Я прохаживался вдоль строя лишённых оружия Семеновцев выстроенных, на плацу Петропавловской крепости и разорялся, пытаясь одновременно заглянуть в лица людей, и что-то там рассмотреть. Некоторые почувствовав на себе прямой взгляд наследника тушевались, другие наоборот хмурили лоб проявляя на лице признаки мрачной решимости и уверенности в собственной правоте. Проникнуть же в головы этих людей мне к сожалению пока не удалось, этим еще придётся заниматься.

Все началось 17 апреля. Поначалу идти в караул отказалась рота Его Величества, они просто вышли на плац и стояли там пока инцидент уже нельзя было скрывать. Сначала только эту роту отправили в Петропавловку, но за ней пришлось направить туда и остальную часть полка: солдаты высказали своим товарищам полную солидарность.
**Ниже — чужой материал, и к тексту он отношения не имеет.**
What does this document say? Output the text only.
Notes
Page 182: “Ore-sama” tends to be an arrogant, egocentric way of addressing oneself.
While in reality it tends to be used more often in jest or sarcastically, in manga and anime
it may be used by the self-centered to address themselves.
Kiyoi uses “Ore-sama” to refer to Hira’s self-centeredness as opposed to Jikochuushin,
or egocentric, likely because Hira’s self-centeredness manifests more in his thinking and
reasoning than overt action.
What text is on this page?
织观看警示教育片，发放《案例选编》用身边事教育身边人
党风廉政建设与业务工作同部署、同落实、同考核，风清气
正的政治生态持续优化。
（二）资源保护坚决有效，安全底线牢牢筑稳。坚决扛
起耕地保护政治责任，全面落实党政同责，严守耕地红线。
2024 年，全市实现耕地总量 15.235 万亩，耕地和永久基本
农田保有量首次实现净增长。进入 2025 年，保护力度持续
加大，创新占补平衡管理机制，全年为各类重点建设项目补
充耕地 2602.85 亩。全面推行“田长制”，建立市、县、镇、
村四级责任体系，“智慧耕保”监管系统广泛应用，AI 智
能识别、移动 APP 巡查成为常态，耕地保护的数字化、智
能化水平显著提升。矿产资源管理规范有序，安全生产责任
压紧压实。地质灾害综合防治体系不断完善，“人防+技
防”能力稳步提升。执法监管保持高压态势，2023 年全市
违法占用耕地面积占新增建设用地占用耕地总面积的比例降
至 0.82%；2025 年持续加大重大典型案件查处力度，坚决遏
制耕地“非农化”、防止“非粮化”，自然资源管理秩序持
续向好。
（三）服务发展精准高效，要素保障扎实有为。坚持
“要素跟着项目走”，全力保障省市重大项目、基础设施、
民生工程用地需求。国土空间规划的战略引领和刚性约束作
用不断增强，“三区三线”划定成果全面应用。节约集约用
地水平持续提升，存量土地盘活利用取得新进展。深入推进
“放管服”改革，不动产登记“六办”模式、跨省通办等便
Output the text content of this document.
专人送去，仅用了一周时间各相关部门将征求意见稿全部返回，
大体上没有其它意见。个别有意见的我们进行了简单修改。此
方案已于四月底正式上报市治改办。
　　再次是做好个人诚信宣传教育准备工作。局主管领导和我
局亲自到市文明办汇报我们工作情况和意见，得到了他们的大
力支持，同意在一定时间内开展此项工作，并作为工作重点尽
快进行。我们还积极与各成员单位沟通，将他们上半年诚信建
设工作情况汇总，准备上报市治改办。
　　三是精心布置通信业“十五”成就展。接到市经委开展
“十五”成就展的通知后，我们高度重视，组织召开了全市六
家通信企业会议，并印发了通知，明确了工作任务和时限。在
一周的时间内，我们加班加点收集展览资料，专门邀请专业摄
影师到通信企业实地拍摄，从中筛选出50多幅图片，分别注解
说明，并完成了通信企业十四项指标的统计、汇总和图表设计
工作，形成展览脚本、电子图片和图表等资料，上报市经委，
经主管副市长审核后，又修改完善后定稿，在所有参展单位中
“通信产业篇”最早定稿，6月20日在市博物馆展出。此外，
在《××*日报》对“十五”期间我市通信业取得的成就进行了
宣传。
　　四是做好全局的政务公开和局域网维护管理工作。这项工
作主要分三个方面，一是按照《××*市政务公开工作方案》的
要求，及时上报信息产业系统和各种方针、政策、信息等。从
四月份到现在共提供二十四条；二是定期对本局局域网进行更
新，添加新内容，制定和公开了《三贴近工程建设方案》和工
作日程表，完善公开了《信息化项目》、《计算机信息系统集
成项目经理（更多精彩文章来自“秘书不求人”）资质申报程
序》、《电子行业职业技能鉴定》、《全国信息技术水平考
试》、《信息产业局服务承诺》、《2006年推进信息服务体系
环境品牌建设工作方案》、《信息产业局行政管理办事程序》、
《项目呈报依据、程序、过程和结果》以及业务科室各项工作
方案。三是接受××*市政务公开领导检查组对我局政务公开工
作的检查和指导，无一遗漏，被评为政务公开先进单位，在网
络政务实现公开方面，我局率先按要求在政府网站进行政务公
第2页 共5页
Когда все это произошло никто вообще не знал, что делать в таком случае. Как такового бунта не случилось, солдаты не оказывали вооружённого сопротивления не высказывали никаких требований, не собирались свергать царя или уставить какие-либо другие непотребства. Просто отказались выполнять приказы.

Дело осложнялось еще тем, что императора не было в столице, Александр отправился с инспекционной поездкой по западным губерниям. Россия хоть и не планировала вступать в войну, но порох все равно стоило держать сухим. Ну и брат мне телеграфировал, чтобы я находясь на месте разобрался с проблемой по своему усмотрению. Этим я в данный момент и занимался.

— Его императорское величество поручил мне разобраться с данной ситуацией, — я остановился, развернулся на каблуках на сто восемьдесят градусов и пошёл вдоль строя в обратную сторону. — Я хочу решить все по справедливости. Для этого мне необходимо выслушать мнение от нижних чинов. Есть добровольцы?

Добровольцев ожидаемо не оказалось. Я поморщился. Не смотря на весну и приятное солнышко пригревающее сверху, настроение было откровенно паршивое.

— Через час я жду пять выборных от полка, которые смогут мне ясно и чётко изложить суть проблемы. Господ офицеров попрошу присмотреть за солдатами, но не мешать их выбору. Кстати от офицеров полка мне тоже нужны представители. Будем разбираться!

Я махнул рукой, и развернувшись двинул в сторону комендантского дома, который мне любезно уступили на время ведения следствия. Первыми ко мне через пол часа пришли офицеры: командир первого батальона и ротный из второго батальона. Майор и штабс-капитан.

— Ваше императорское высочество, — вытянувшийся по струнке майор видимо был главой депутации и представлялся за двоих. — Лейб-гвардии майор Ларионов по вашему приказанию прибыл.

— Штабс-капитан Протопопов, — отозвался второй.

— Присаживайтесь, господа, — я взглядом указал на стоящие напротив стола стулья. Кабинет был отделан не слишком богато, но в целом все необходимое тут было. Кроме меня и офицеров-семёновцев в комнате присутствовал Бенкендорф, который явно чувствовал во всем случившемся и свою вину, младший брат, который числился командиром первой гвардейской бригады, а также стенографирующий все происходящее секретарь в дальнем углу. Потому что коммунизм — это учёт и контроль. А еще электрификация всей страны. С последим пока было туго… Впрочем с учётом и контролем в России также традиционно было ни шатко ни валко. В общем, нихрена у нас коммунизма не было. — Рассказывайте, как вы докатились до такой жизни. Любимый полк императора. Семёновцы, свято блюдущие законы чести, и вот так оконфузились…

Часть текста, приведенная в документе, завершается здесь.